Texas pecan farmers on front lines of border crisis say illegal migration threatening livelihood
Many of the El Paso County pecan orchards are located roughly a mile from where the Trump wall was erected in 2020.
A multi-generational group of families in Texas' El Paso Valley who’ve committed their lives to growing Pecans, the state nut, say their lives, livelihood and way of life are in jeopardy because of heavy foot traffic and crime coming from the southern U.S. border since the start of the Biden administration.
“The only reason I sleep at night is the Trump wall and the Second Amendment,” Jennifer Ivey, the wife of a pecan farmer and a Republican Party precinct chairwoman, said during a recent The Center Square interview at one of the family groves.
The pecan orchards in the El Paso Valley thrive because the region among the most unique geographic regions of the state for growing them.
The valley produces over 50% of all pecans grown in Texas, which produces the most among the 14 states with which it competes.
Many of the El Paso County pecan orchards are located roughly a mile from where President Trump built a border wall in 2020.
The wall was built to replace a 2009-era steel fence built after Congress passed the 2006 Secure Fence Act, which received significant Democratic support.
Through the legislation, funds were allocated to construct "two layers of reinforced fencing" and "additional physical barriers" along a 700-mile stretch in Arizona, California, New Mexico and Texas.
In a 2011 speech in El Paso, then-President Barack Obama said construction was “basically complete.”
Critics at the time argued only 5% was complete, which wasn’t enough to deter drug and human trafficking.
In January 2021, 131 miles of Trump’s new border wall was completed, including in southern El Paso County. It’s much taller and thicker than the 2009-era fence and cemented in concrete below the surface. When completed, former Customs and Border Protection Chief Mark Morgan tweeted photos comparing the two.
In the historic border town of San Elizario, farmers’ fields come right up to the wall, and a few hundred yards away are residential neighborhoods.
Multigenerational families, descendants of legal immigrants from several countries, began farming this region over 100 years ago. But they say as foreign nationals began cutting through the 2009-era fence or used rebar and ladders to climb over it, their way of life changed.
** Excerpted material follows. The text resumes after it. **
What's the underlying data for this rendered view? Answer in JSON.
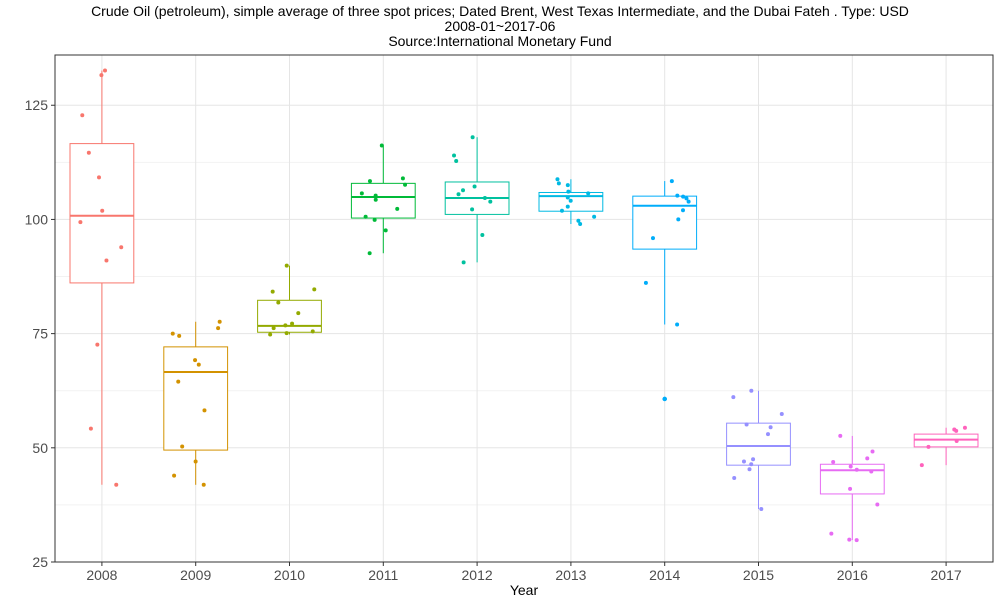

“Imagine feeling like you're living on the street and people are walking by all night long and you have a bunch of little children to protect,” Ivey said about life before the Trump wall. “Every morning you have to look around your shoulder, around your surroundings to protect your children. Because you never know where illegal aliens will be.”
Now, over a decade later, nearly every night, people are again trespassing on private property, walking right up to and past their homes, residents told The Center Square.
One resident said as illegal foreign nationals move north they’re “defecating in the fields, leaving their passports on the ground, all night long, it’s like that.”
On one property, farmers said, they found 1,000 pounds of marijuana buried in a ditch in their pecan orchard. They called a sheriff’s deputy who came and arrested the alleged traffickers, who purportedly were all in the U.S. illegally.
At another property, a farmer said he found several hundred pounds of drugs and called the sheriff, who confiscated it.
The next day, an abandoned vehicle was purportedly left in front of the farmer’s house filled with low-quality marijuana. And on the dashboard was a note that read: “By the time you read this, we’ve already moved 10 times the amount of drugs through your farm. Do not try to stop us.”
Those involved with drug trafficking and smuggling often hide large volumes of drugs on farmland near the border.
Frequently, one group brings and hides the stash, a second group comes to retrieve and deliver it, said the farmers, who also says they’re “being invaded" by people who don’t respect their way of life.
“This is still America,” Ivey said. “I still want to believe that things will get better. I’m going to keep standing for our constitutional rights and defend our freedoms and not stay afraid. If Trump’s wall wasn’t there we would be completely overrun.”